Bonheur : la simplicité de poser une question ressassée toute une journée durant. Ada demeura silencieuse le temps de tisonner inutilement le feu.
— Est-ce que vous vous souvenez des descendants de Magda Morez ?
Il le lui confirma.
— Le deuxième enfant d’Adèle Rousseau. Il s’appelle Charles. Il a douze ans. Le Grand Maître m’a dit que c’était lui ou moi. Jamais de la vie ça n’allait être lui, alors ce fut moi. Ça répond à votre question, Luz ?
— « Et votre vie à vous ? » C’est de Nat mais je m’y joins.
— Pareillement, perça la voix de Line depuis le ciel.
Le bruit agacé d’une langue qui se détache d’un palais.
— Ma vie, comme vous y allez. Mon confort de vie ne valait pas tout ce tracas. À la vérité, quand on y pense… Juan était seul, mais avec une meilleure organisation… Charles aurait eu l’âge de me suppléer d’ici quoi, dix ans ? Puis je suppose que le projet du Grand Maître était de multiplier ses assistants, alors… Les conditions auraient fini par devenir convenables.
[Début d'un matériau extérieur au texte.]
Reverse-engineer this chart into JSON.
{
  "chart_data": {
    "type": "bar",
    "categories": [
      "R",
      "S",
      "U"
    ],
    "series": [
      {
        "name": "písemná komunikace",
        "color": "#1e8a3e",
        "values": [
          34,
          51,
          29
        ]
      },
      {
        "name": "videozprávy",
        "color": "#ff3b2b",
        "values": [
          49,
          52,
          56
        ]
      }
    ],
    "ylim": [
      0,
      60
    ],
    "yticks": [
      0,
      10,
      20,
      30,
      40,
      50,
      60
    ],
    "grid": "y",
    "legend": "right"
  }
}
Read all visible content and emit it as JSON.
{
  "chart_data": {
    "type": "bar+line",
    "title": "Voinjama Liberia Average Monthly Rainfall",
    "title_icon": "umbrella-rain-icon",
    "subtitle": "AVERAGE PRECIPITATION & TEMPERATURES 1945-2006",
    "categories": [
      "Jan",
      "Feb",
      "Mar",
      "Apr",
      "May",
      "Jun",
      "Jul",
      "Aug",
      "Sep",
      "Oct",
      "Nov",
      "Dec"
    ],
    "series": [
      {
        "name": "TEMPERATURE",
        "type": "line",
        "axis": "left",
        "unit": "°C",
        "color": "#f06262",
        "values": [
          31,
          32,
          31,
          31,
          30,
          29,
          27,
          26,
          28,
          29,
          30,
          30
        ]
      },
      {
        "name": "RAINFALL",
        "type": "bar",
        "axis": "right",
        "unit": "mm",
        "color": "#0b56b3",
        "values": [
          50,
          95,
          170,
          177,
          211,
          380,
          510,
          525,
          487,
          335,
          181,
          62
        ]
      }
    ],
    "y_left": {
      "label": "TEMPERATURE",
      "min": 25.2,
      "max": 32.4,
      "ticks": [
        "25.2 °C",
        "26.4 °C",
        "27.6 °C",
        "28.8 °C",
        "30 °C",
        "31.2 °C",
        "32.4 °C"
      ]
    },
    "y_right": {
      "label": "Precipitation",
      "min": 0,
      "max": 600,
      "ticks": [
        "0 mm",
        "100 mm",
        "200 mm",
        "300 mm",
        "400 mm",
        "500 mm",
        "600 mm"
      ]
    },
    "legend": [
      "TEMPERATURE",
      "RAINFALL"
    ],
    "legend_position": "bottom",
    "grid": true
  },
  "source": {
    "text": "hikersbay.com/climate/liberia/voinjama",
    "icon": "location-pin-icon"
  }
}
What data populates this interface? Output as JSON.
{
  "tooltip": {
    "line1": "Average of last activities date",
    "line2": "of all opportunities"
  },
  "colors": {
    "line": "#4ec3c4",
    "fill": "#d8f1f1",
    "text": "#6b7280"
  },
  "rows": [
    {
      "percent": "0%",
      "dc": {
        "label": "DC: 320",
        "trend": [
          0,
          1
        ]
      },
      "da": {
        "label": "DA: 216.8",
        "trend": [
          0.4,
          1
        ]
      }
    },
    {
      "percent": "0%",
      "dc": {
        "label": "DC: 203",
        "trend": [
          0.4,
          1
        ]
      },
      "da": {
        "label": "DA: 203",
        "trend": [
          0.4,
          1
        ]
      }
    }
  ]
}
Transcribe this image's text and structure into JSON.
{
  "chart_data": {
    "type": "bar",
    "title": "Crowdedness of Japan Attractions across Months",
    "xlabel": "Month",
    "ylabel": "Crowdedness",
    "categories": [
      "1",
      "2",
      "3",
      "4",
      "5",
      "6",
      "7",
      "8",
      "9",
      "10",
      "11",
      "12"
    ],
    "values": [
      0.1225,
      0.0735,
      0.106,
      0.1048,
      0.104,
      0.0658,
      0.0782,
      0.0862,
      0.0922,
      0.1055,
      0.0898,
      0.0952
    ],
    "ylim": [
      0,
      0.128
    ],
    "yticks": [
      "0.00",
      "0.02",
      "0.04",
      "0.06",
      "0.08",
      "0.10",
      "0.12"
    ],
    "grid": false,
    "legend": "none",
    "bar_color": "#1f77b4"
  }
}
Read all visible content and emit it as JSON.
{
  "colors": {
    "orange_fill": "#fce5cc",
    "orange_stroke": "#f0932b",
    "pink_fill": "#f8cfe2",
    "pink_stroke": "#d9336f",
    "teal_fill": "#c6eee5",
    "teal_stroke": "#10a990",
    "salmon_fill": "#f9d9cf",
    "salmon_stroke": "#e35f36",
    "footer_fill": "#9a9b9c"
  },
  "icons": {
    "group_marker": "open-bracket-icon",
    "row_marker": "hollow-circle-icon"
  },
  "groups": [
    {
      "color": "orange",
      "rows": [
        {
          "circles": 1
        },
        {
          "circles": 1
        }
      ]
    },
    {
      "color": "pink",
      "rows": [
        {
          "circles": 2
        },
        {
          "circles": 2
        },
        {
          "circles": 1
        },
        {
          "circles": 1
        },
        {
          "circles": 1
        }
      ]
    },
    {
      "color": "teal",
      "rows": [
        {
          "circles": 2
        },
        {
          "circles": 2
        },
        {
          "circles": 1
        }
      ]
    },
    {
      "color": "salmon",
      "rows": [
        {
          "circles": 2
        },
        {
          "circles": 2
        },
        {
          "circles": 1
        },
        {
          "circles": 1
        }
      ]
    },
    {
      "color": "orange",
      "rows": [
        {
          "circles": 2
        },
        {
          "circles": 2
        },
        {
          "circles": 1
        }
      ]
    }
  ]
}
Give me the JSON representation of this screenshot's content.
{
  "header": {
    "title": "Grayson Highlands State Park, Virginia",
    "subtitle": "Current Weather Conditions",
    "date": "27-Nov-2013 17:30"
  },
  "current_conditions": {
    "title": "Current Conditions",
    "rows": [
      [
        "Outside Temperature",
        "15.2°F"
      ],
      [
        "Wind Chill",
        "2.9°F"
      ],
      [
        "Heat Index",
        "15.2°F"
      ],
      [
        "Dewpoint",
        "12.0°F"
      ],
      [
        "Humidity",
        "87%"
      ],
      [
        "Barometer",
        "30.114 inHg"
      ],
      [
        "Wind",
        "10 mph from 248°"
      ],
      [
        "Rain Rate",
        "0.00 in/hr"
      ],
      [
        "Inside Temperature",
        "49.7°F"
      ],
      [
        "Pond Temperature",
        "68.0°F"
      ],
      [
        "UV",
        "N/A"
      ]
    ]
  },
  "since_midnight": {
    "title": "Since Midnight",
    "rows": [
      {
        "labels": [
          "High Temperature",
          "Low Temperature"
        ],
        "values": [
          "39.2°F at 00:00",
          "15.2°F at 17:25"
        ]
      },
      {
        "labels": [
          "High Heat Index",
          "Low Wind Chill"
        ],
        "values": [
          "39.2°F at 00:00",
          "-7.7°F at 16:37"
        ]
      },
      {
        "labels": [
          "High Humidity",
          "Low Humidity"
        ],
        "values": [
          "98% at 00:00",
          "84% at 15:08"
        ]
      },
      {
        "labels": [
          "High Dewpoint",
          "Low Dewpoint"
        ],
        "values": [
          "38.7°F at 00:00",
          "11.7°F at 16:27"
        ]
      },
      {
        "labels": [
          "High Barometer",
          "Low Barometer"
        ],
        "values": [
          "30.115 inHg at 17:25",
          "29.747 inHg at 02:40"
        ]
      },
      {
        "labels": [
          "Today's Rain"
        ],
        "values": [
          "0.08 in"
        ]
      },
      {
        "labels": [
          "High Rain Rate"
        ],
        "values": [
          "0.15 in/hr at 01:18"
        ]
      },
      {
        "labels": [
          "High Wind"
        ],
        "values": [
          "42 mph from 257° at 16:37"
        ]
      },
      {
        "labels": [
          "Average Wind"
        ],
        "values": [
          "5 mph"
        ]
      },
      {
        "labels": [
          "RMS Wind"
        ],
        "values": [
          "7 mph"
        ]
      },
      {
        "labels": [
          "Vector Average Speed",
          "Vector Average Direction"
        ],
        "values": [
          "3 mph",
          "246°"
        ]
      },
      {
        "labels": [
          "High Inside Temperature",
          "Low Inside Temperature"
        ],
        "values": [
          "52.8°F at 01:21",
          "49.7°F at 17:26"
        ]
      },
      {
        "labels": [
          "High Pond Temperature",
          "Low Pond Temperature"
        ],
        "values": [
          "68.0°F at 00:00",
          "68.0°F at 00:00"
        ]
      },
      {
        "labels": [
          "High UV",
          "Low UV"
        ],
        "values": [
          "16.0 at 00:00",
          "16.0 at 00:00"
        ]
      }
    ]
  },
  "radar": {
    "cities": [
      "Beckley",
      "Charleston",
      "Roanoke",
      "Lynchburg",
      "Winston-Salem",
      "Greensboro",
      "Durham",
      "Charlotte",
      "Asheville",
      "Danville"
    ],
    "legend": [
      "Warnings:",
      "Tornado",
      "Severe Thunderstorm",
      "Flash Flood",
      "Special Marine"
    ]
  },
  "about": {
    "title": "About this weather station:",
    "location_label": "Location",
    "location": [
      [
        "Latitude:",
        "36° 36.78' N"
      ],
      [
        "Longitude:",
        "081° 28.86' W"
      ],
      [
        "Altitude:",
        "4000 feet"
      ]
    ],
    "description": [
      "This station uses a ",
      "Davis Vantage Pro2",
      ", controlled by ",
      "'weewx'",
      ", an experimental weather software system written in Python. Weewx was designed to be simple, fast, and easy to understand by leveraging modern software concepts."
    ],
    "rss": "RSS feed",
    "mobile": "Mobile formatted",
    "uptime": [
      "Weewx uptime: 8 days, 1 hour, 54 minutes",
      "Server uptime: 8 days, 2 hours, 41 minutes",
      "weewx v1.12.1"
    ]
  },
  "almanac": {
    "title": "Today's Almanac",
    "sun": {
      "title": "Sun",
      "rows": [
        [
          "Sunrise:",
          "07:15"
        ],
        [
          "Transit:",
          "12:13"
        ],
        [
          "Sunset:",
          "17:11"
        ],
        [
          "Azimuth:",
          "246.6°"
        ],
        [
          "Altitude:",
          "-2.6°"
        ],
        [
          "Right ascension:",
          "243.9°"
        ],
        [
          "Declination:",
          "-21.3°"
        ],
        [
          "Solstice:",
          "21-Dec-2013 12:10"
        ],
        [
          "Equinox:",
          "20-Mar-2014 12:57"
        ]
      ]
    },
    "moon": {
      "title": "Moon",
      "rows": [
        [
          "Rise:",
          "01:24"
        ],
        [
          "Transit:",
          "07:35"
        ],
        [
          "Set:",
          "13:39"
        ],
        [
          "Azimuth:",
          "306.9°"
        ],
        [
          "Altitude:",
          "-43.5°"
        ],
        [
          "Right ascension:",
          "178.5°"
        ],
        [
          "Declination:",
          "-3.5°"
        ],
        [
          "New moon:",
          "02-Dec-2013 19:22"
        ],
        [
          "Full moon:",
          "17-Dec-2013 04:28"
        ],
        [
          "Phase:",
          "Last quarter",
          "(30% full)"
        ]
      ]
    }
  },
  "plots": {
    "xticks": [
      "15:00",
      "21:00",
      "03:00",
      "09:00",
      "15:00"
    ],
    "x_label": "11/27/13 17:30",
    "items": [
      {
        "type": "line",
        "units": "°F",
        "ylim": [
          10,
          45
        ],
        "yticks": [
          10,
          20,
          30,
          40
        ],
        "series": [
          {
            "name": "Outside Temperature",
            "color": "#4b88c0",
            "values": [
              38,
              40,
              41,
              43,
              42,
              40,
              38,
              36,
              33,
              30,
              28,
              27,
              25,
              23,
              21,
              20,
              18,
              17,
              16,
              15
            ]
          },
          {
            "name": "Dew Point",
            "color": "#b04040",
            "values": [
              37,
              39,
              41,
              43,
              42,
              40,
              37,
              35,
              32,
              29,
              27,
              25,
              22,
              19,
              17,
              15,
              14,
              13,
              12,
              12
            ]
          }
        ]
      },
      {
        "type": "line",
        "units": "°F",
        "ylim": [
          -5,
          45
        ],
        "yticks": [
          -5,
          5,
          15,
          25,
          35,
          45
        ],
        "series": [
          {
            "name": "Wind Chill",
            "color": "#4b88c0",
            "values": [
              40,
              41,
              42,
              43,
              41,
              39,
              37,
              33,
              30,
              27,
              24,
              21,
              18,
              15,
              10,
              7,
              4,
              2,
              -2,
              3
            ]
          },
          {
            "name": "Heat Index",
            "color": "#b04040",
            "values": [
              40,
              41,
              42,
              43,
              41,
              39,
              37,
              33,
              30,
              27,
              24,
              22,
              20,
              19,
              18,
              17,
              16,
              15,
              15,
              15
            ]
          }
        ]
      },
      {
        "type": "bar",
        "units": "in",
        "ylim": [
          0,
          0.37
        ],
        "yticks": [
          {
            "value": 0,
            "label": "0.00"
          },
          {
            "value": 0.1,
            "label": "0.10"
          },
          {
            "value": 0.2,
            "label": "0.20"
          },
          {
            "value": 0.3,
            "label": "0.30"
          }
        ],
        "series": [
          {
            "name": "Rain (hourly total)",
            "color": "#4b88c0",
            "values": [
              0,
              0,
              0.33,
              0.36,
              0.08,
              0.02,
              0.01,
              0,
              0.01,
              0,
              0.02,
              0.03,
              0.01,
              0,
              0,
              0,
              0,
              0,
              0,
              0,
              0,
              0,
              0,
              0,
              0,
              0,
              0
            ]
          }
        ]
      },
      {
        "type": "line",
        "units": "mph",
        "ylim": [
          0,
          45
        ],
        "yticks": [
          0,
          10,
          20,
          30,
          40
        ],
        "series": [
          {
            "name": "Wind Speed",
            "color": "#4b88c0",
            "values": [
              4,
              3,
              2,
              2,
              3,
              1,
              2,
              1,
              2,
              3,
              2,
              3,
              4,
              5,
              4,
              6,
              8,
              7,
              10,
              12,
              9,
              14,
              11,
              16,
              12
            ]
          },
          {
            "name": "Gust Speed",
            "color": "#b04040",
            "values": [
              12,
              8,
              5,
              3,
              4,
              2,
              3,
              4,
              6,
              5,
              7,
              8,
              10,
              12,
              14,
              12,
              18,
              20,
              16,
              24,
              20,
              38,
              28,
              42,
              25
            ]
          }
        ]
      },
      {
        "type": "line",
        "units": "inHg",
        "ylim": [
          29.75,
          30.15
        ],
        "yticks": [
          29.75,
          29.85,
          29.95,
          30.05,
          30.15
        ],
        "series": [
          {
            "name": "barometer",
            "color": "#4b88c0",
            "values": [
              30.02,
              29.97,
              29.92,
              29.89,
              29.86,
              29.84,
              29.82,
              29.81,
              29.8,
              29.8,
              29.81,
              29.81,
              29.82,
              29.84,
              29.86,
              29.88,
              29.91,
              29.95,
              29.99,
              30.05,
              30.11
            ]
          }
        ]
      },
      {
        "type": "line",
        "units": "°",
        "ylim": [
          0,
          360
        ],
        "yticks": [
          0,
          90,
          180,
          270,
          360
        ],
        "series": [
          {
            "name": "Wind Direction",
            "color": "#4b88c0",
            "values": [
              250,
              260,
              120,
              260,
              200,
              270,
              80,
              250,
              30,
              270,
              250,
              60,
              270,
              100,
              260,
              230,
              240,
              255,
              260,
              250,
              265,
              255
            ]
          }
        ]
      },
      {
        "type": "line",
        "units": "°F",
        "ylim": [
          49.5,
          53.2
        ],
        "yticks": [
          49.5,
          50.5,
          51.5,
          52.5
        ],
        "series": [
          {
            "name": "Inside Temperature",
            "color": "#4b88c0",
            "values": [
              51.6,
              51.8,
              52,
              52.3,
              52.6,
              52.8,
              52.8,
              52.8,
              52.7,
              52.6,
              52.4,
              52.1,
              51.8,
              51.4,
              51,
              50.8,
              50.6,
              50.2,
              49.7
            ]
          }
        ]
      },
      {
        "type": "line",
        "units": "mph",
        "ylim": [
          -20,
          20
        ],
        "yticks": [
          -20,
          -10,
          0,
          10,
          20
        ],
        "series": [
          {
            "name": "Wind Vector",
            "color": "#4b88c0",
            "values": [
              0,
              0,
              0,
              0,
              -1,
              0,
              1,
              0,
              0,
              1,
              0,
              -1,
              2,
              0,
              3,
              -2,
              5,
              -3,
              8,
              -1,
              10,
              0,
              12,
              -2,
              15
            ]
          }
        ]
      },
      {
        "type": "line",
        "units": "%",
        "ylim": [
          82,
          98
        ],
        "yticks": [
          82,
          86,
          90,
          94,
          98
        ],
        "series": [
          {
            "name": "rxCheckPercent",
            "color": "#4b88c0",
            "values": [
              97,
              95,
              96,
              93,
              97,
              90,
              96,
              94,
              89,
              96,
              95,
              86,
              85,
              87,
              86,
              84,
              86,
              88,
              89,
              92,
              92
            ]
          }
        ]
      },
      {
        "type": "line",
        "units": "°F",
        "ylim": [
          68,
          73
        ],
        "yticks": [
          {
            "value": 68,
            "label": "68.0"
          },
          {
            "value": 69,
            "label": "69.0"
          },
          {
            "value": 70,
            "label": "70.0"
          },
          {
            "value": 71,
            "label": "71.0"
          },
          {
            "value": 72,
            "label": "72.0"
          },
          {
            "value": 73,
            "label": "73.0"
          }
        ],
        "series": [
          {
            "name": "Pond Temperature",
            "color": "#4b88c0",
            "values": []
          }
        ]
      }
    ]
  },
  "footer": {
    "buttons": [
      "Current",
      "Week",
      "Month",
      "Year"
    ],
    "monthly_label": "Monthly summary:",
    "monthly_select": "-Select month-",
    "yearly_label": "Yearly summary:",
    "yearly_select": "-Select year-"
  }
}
— « Donc le plan consistait à rester enfermée seule au sommet de la Tour pendant dix ans ? »
— Toutes les idées sonnent mal quand on les formule de la pire façon possible.
Nathanaël réunit ses dernières forces pour se lever : ce qu’il avait à transmettre le nécessitait. Jean répéta pour lui :
— « Ada, j’ai passé six mois en prison, j’y ai perdu l’esprit et j’ai bien failli y perdre le reste. Dix ans ? Vous plaisantez. »
— Parfois on ne fait pas ce qu’on veut, on fait ce qu’on doit, siffla-t-elle.
Il la perdait alors qu’il croyait la défendre. Il vint s’asseoir à son côté. Chercha dans le bois brûlant ce qui la fascinait tant. Puis conclut :
— « Mon amie, je suis furieux. Pas contre vous. Contre ce que ce monde vous a fait pour vous mener au point où vous avez cru normal, pire, accepté qu’il exige de vous un pareil sacrifice. Qu’il prenne donc fin : il ne vous mérite pas. »
Une bûche tomba ; Ada tenta de rééquilibrer l’ensemble, marmonnant :
— Nous n’allons pas nous mettre à croire tout ce que racontent les vieux esprits cinglés. Ce n’est pas la fin du monde.
Le palefrenier revint ; l’air penaud, il les informa :
— La fontaine est à sec, c’est tôt pour la saison… Je mènerai les chevaux à la rivière demain.
« Si vous n’aimez pas l’eau de source » – Nathanaël écarta cette idée de sa pensée.
Le Grand Maître mentait, le monde n’avait pas pris fin.
Enfin, sans doute pas.
De toute manière, c’était l’heure de dormir.